Then a silence, save for the twitterings of birds and the soft thud of a peepul fig falling, rifled, to the ground, until the bullocks were back to the old spot. Then it began again--

"'Mid pleasures and palaces."

If there was no place like home, Sonny baba evidently did not think so. Anyhow, he had left it. Had disappeared utterly in that luxuriant little world down by the big canal, which was a maze of sunlight and shadow, of thickets of sweet lime and groves of date-palms interspersed with patches of tomatoes and gourds, and plantations of pomegranates laden with leaf and flower and fruit--such ugly, ill-humoured fruit, after all that beauty of blossom!

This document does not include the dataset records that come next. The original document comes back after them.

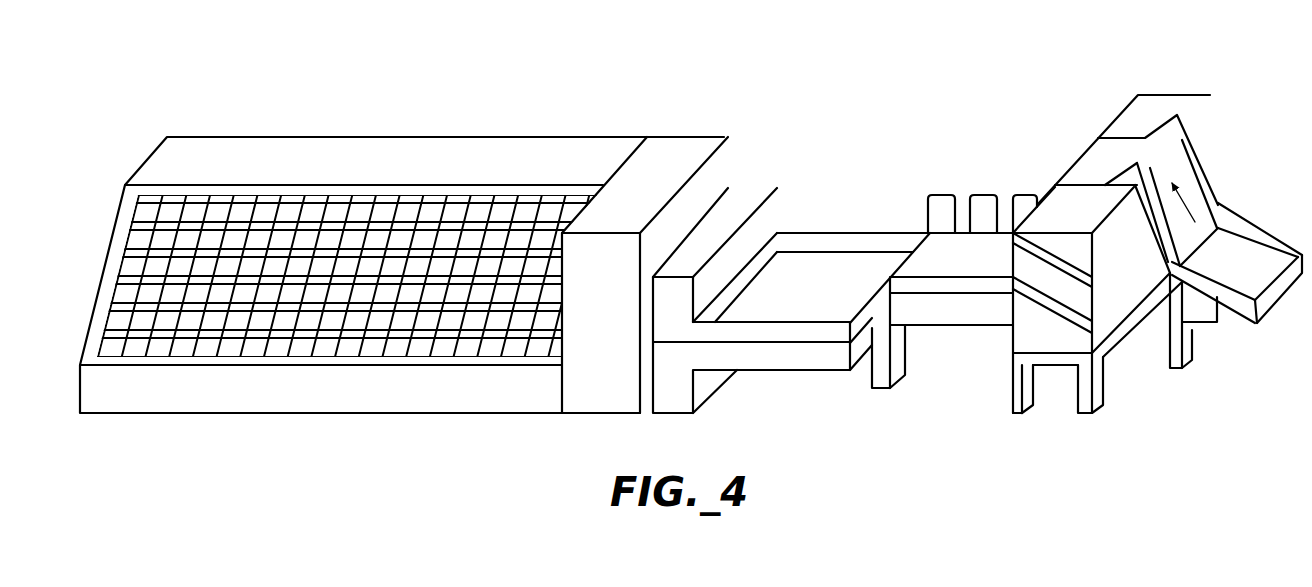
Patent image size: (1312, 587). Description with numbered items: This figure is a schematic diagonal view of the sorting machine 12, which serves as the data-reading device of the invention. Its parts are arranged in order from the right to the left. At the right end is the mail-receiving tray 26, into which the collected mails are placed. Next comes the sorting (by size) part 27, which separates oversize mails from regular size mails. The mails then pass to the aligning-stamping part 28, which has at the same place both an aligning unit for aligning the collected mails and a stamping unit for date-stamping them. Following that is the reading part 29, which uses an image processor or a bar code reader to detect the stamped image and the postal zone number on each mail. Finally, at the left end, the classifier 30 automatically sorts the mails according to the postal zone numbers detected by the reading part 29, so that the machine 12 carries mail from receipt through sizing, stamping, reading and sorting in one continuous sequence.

The sorting machine 12 is at (505, 70).
The mail-receiving tray 26 is at (1227, 243).
The sorting (by size) part 27 is at (1125, 123).
The aligning-stamping part 28 is at (807, 272).
The reading part 29 is at (668, 147).
The classifier 30 is at (292, 148).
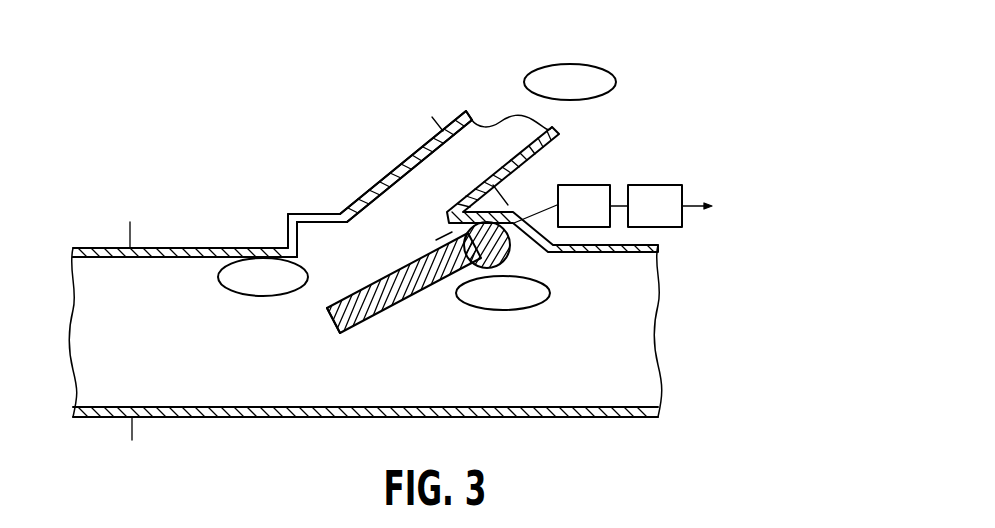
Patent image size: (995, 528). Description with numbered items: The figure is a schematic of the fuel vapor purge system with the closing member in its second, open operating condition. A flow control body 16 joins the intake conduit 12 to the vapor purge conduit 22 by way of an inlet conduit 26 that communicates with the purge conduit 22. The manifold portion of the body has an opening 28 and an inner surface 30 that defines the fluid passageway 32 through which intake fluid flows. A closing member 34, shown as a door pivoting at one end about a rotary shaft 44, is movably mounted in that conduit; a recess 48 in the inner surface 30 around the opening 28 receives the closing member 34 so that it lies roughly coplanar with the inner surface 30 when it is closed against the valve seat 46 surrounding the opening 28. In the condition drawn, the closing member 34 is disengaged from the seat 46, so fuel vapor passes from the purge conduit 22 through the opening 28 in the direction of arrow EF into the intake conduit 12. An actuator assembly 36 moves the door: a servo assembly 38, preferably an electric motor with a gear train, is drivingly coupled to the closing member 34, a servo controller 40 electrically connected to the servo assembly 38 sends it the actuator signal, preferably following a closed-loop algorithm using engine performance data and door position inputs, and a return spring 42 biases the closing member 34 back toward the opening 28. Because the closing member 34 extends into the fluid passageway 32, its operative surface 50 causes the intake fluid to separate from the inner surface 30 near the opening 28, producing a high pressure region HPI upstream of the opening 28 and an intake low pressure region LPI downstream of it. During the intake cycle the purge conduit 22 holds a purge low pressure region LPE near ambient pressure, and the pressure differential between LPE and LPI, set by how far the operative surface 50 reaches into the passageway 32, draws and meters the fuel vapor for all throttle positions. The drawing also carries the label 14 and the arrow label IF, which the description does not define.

Yes, he was gone, and the solitary bungalow a mile up the road, nearer the city, where the assistant commissioner in charge of the subdivision lived, was in a lethargy of despair; for a child means much when it has been waited for during long years. Every one, from the highest to the lowest, was away searching; save only for the mother walking up and down the pretty drawing-room clasping her hands tighter and tighter as the hours went by, and the ayah, numb with grief and remorse, in the dust outside. It was growing late. The sun sent its picture of the shisham-trees to decorate the blank side wall of the house; the wilderness of wild petunia, usurping the place of the fast-yielding English annuals, began to send out a faint perfume. And Sonny had been out all day alone, under the hot sun, among the treacherous canal-cuts and the lurking snakes--Sonny, who since his birth, three years ago, had never known what it was to be alone.

"Thath way, manth."

It was a sweet little voice full of liquid labials. The ayah gave an inarticulate skirl of joy as she sprang from the dust.

"Leave me l'alone, l'ayah--I'th all light. Puth me down now, pleath, man."

A cry came from within, a woman's figure came flying to the veranda, a child bubbling over with glee went flying to meet it and bury a little mop of golden curls in mother's dress.

"O Mummie, Mummie, he'th got 'quilth!'"

Then, after a time, with dignity: "Don'th, pleath; them kitheth hurth. And, Mummie, don'th l'oo hear?--he'th got 'quilth.' Oh! l'ever tho many 'quilth.'--Hathn't l'oo, man?"